幾個小時後,溫流如很是無奈的掙脫了身上的繩子,對着趙靈度連連道歉。
“實在是抱歉,我也沒想到那個家夥居然會那麽久都不來找我。”
“沒什麽,謝謝你的治療。”趙靈度感受着身上創傷的恢複以及不受禁制自由流轉的靈能,心裏不免有些好奇。
“你以前也是除異部的?”
“底層編外成員,負責賣人的。”溫流如自嘲地笑笑,百無聊賴地站在路邊看着風景。
“哦,原來如此。”趙靈度若有所思地點了點頭。
除異部之中負責販賣人口的編外成員一般擁有全套的束縛和禁制靈紋,方便他們識别禁制那些貨物。
隻是……
“雖然同爲通緝犯,但你爲什麽要救下我呢?三個通緝犯在一起隻會惹來更多的追捕吧?”
“元夕的情況和臨安不一樣,在這裏除異部的勢力很弱,抽不出那麽多的人手的。
再者說,你所知道的信息對我們很有價值。”
……
“雖然已經是半夜了,但我就簡單講兩句。”
換上一襲裙裝的李純瑜看着禦獸門遍地的屍骸,面色如常地繼續說道:“今後整個元夕市都要推行由除異部篩選審查通過的古法,凡是沒有通過審查的修行門派,限期五日内到除異部自首接受審查。”
“禦獸門還有要審查的嗎?”
底下的除異部衆人自然是無人敢應答,而禦獸門衆人除了那幾個被先民侵蝕的内鬼之外無一幸免,自然也是無人應答。

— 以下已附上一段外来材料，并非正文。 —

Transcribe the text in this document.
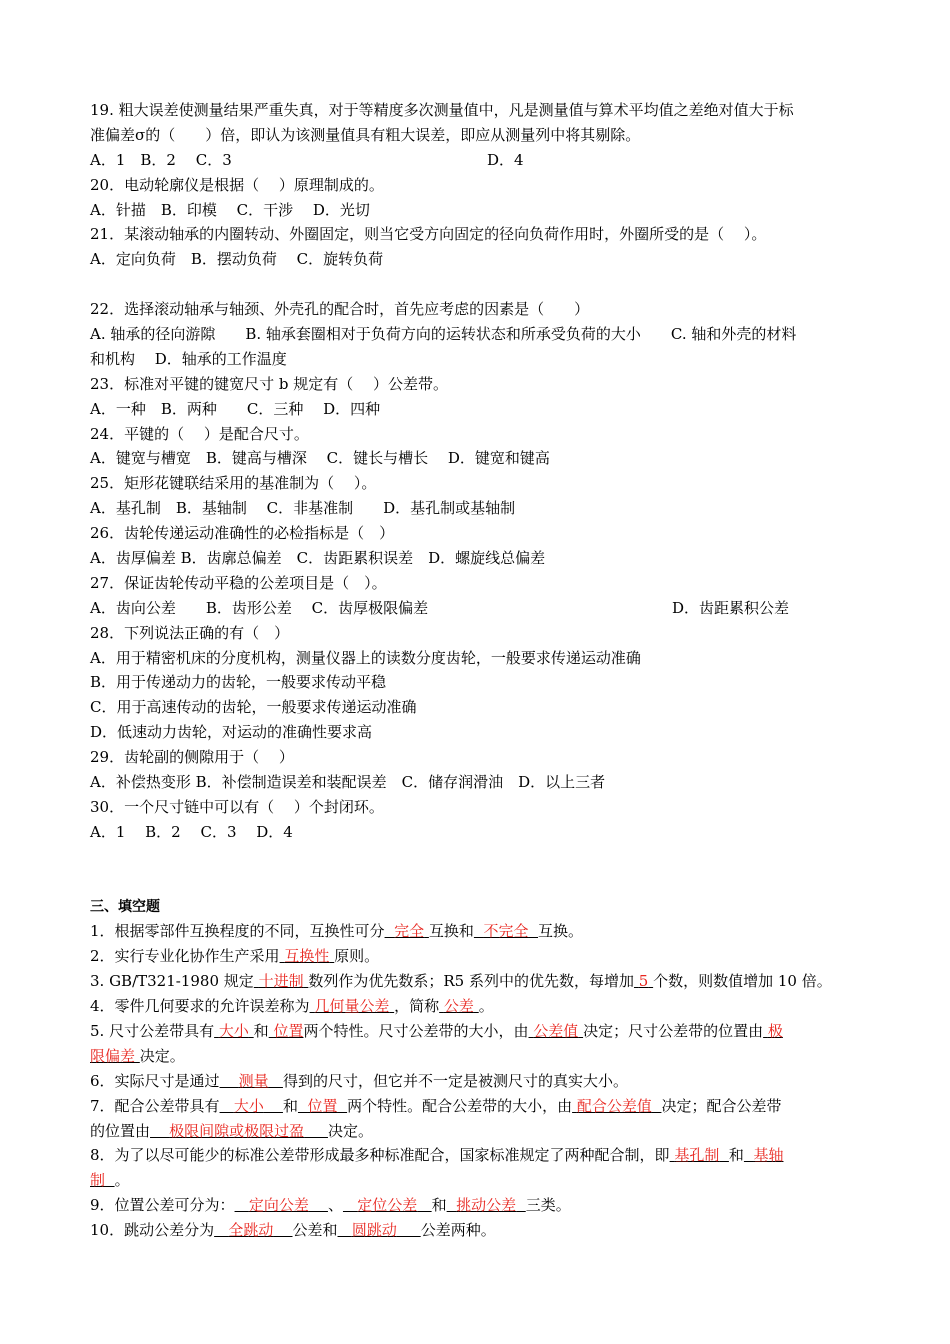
19. 粗大误差使测量结果严重失真，对于等精度多次测量值中，凡是测量值与算术平均值之差绝对值大于标
准偏差σ的（　　）倍，即认为该测量值具有粗大误差，即应从测量列中将其剔除。
A．1　B．2　 C．3	D．4
20．电动轮廓仪是根据（　 ）原理制成的。
A．针描　B．印模　 C．干涉　 D．光切
21．某滚动轴承的内圈转动、外圈固定，则当它受方向固定的径向负荷作用时，外圈所受的是（　 ）。
A．定向负荷　B．摆动负荷　 C．旋转负荷
22．选择滚动轴承与轴颈、外壳孔的配合时，首先应考虑的因素是（　　）
A. 轴承的径向游隙　　B. 轴承套圈相对于负荷方向的运转状态和所承受负荷的大小　　C. 轴和外壳的材料
和机构　 D．轴承的工作温度
23．标准对平键的键宽尺寸 b 规定有（　 ）公差带。
A．一种　B．两种　　C．三种　 D．四种
24．平键的（　 ）是配合尺寸。
A．键宽与槽宽　B．键高与槽深　 C．键长与槽长　 D．键宽和键高
25．矩形花键联结采用的基准制为（　 ）。
A．基孔制　B．基轴制　 C．非基准制　　D．基孔制或基轴制
26．齿轮传递运动准确性的必检指标是（　）
A．齿厚偏差 B．齿廓总偏差　C．齿距累积误差　D．螺旋线总偏差
27．保证齿轮传动平稳的公差项目是（　）。
A．齿向公差　　B．齿形公差　 C．齿厚极限偏差	D．齿距累积公差
28．下列说法正确的有（　）
A．用于精密机床的分度机构，测量仪器上的读数分度齿轮，一般要求传递运动准确
B．用于传递动力的齿轮，一般要求传动平稳
C．用于高速传动的齿轮，一般要求传递运动准确
D．低速动力齿轮，对运动的准确性要求高
29．齿轮副的侧隙用于（　 ）
A．补偿热变形 B．补偿制造误差和装配误差　C．储存润滑油　D．以上三者
30．一个尺寸链中可以有（　 ）个封闭环。
A．1　 B．2　 C．3　 D．4
三、填空题
1．根据零部件互换程度的不同，互换性可分 完全 互换和 不完全 互换。
2．实行专业化协作生产采用 互换性 原则。
3. GB/T321-1980 规定 十进制 数列作为优先数系；R5 系列中的优先数，每增加 5 个数，则数值增加 10 倍。
4．零件几何要求的允许误差称为 几何量公差 ，简称 公差 。
5. 尺寸公差带具有 大小 和 位置两个特性。尺寸公差带的大小，由 公差值 决定；尺寸公差带的位置由 极
限偏差 决定。
6．实际尺寸是通过 测量 得到的尺寸，但它并不一定是被测尺寸的真实大小。
7．配合公差带具有 大小 和 位置 两个特性。配合公差带的大小，由 配合公差值 决定；配合公差带
的位置由 极限间隙或极限过盈 决定。
8．为了以尽可能少的标准公差带形成最多种标准配合，国家标准规定了两种配合制，即 基孔制 和 基轴
制 。
9．位置公差可分为： 定向公差 、 定位公差 和 挑动公差 三类。
10．跳动公差分为 全跳动 公差和 圆跳动 公差两种。
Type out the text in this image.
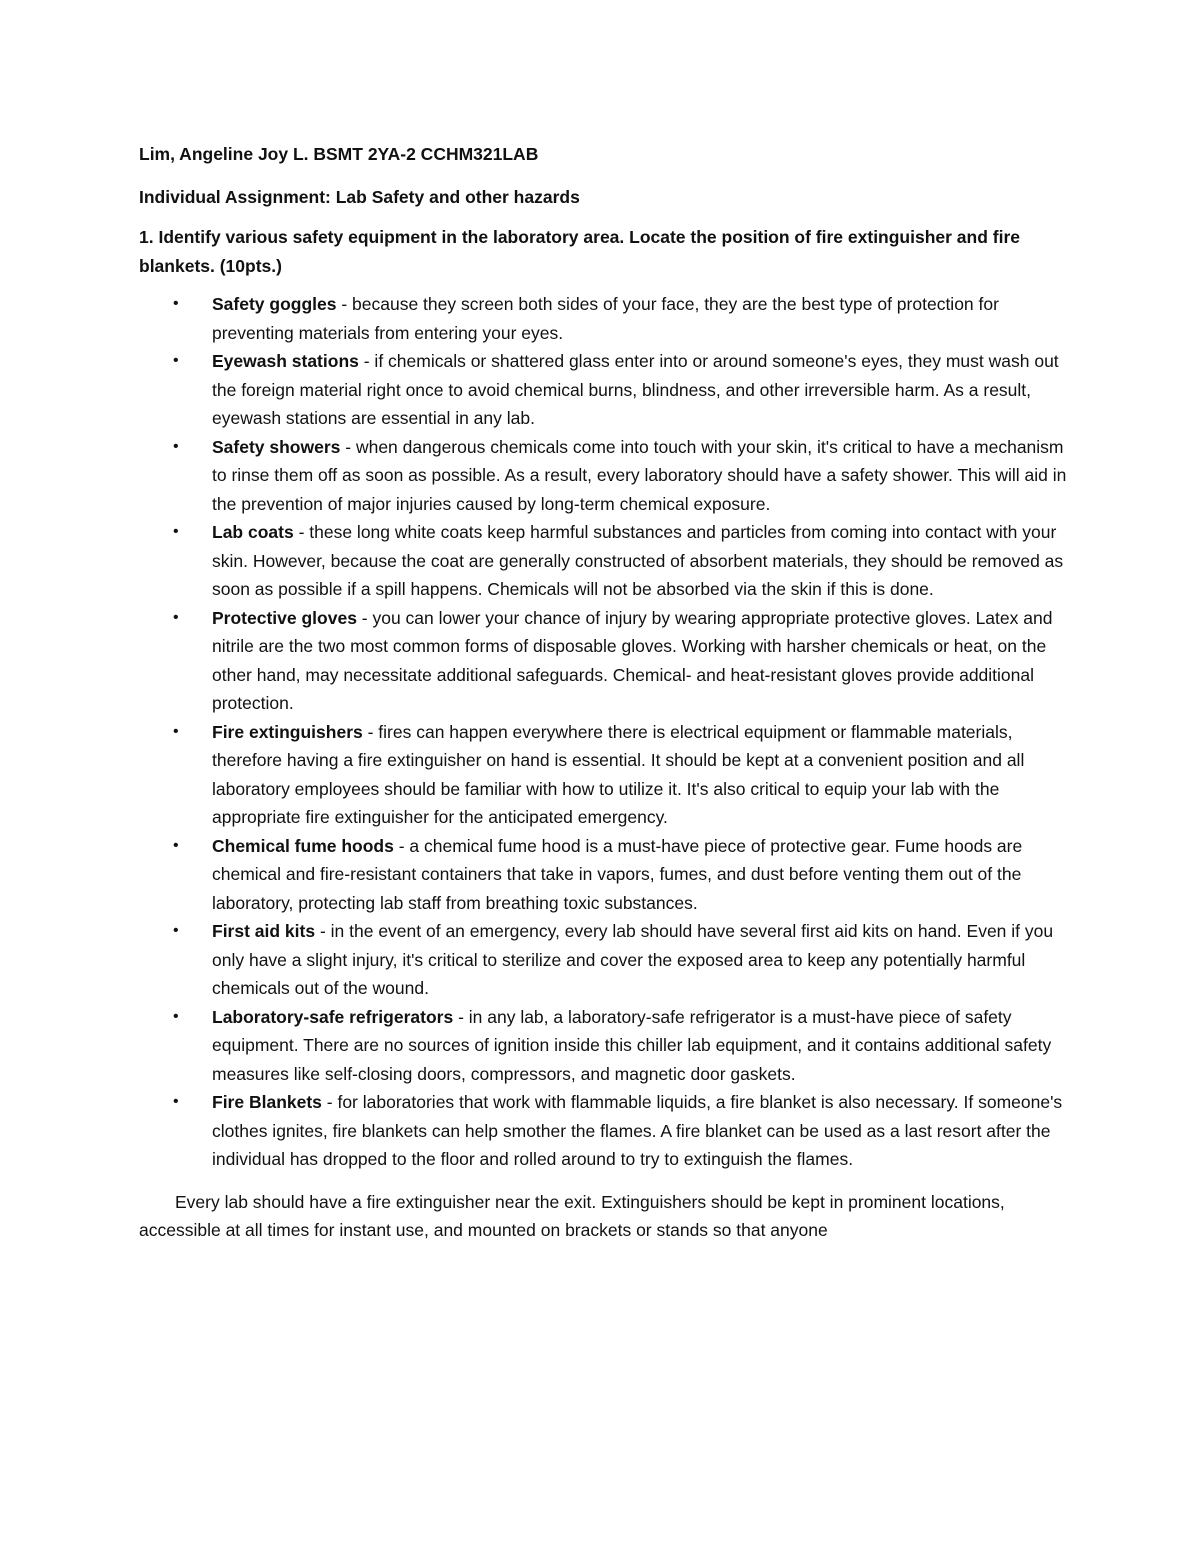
Lim, Angeline Joy L. BSMT 2YA-2 CCHM321LAB

Individual Assignment: Lab Safety and other hazards

1. Identify various safety equipment in the laboratory area. Locate the position of fire extinguisher and fire blankets. (10pts.)

• Safety goggles - because they screen both sides of your face, they are the best type of protection for preventing materials from entering your eyes.
• Eyewash stations - if chemicals or shattered glass enter into or around someone's eyes, they must wash out the foreign material right once to avoid chemical burns, blindness, and other irreversible harm. As a result, eyewash stations are essential in any lab.
• Safety showers - when dangerous chemicals come into touch with your skin, it's critical to have a mechanism to rinse them off as soon as possible. As a result, every laboratory should have a safety shower. This will aid in the prevention of major injuries caused by long-term chemical exposure.
• Lab coats - these long white coats keep harmful substances and particles from coming into contact with your skin. However, because the coat are generally constructed of absorbent materials, they should be removed as soon as possible if a spill happens. Chemicals will not be absorbed via the skin if this is done.
• Protective gloves - you can lower your chance of injury by wearing appropriate protective gloves. Latex and nitrile are the two most common forms of disposable gloves. Working with harsher chemicals or heat, on the other hand, may necessitate additional safeguards. Chemical- and heat-resistant gloves provide additional protection.
• Fire extinguishers - fires can happen everywhere there is electrical equipment or flammable materials, therefore having a fire extinguisher on hand is essential. It should be kept at a convenient position and all laboratory employees should be familiar with how to utilize it. It's also critical to equip your lab with the appropriate fire extinguisher for the anticipated emergency.
• Chemical fume hoods - a chemical fume hood is a must-have piece of protective gear. Fume hoods are chemical and fire-resistant containers that take in vapors, fumes, and dust before venting them out of the laboratory, protecting lab staff from breathing toxic substances.
• First aid kits - in the event of an emergency, every lab should have several first aid kits on hand. Even if you only have a slight injury, it's critical to sterilize and cover the exposed area to keep any potentially harmful chemicals out of the wound.
• Laboratory-safe refrigerators - in any lab, a laboratory-safe refrigerator is a must-have piece of safety equipment. There are no sources of ignition inside this chiller lab equipment, and it contains additional safety measures like self-closing doors, compressors, and magnetic door gaskets.
• Fire Blankets - for laboratories that work with flammable liquids, a fire blanket is also necessary. If someone's clothes ignites, fire blankets can help smother the flames. A fire blanket can be used as a last resort after the individual has dropped to the floor and rolled around to try to extinguish the flames.

Every lab should have a fire extinguisher near the exit. Extinguishers should be kept in prominent locations, accessible at all times for instant use, and mounted on brackets or stands so that anyone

“很好,無人反對,那禦獸門以後就作爲古法修行試點模範了。”
“是!”
回答之後,看着美豔動人的李純瑜,以後他身後那一群戰力驚人卻又分屬各大勢力的“除異者”。
元夕市除異部本土的除異者鄭思凡内心不免有些不能言說的異樣感。
那些人之中也有他所熟悉的同事朋友,但在李純瑜等人來了之後卻像是變了一個人一般,這讓他不免有些奇怪。
更讓人疑惑的是那些本土勢力的内鬼。
明明之前對除異部毫不在意,在各自的宗派之中也是大有前途,爲什麽現在卻甘心成爲除異部的打手呢?
對于這一點,鄭思凡很想弄清楚。